Written by Valerie Anne
The witches are back just in time for Halloween! Hope is still hung up on that sentient jar of mayonnaise but, because of pandemic complications, the first four episodes of this season were originally intended to be part of Season 3, so I have faith that we’ll move away from our Malavore Maladies soon enough.
I also have no idea if Finch will be around much longer, because while Finch and Josie had some really cute scenes in these first two episodes of the season, things went awry… Finch wants to get to know Josie (and Lizzie!) better, so she bonds with them using personality quizzes (I wonder which Gen Q character they are) and Finch volunteers to be siphoned, and being a source of energy for her girlfriend was such a cute metaphor I was ready to RUN WITH. Josie even invites Finch to visit Caroline in Europe with her over break! But along the way, Finch also learns that Josie and Lizzie are Gemini witches, and twins at that, so Josie has no choice but to tell her about The Merge.
And Finch isn’t sure she wants Josie’s baggage without a lifetime guarantee. She doesn’t want to watch her die. So instead she says Goodbye, Love and leaves Josie crying on a park bench. I’m still rooting for those supernatural kids but also wouldn’t be mad if Josie finds comfort in Hope’s open arms. Just saying.

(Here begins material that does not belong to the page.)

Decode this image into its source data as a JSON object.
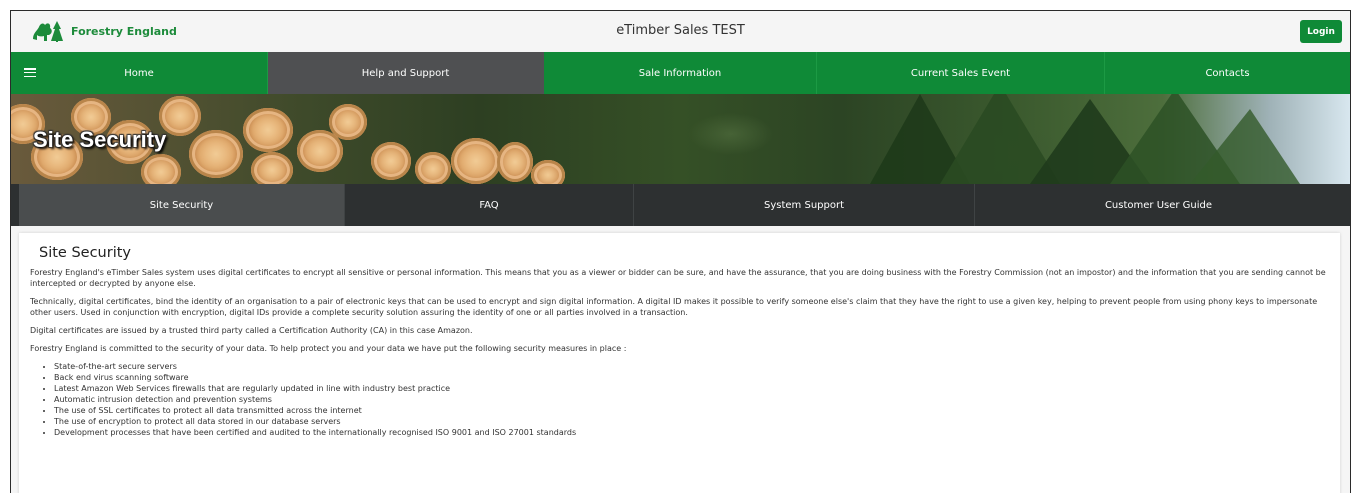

Nancy Drew 302: “The Journey of the Dangerous Mind”
Written by Valerie Anne
Y’all should we be worried about Bess Marvin? That sweet baby angel is dabbling with magic, which is cute and fun especially since her first spell was to protect her buddy Ace, but she’s decided to learn it from Nancy’s ancestry Temperance. Temperance tells Bess she’s destined for greatness in a way that frankly sounded a little groom-y, and Temperance has all the characteristics of someone Bess could easily fall for: short hair and soft features like Lisbeth, blonde hair and an old supernatural soul like Odette. Also the spell she did might have affected Temperance’s cat?? Unclear. I’m all for Bess and Temperance recreating Under Your Spell from Buffy but I just hope Bess’s friend make sure she’s protecting her heart in the process.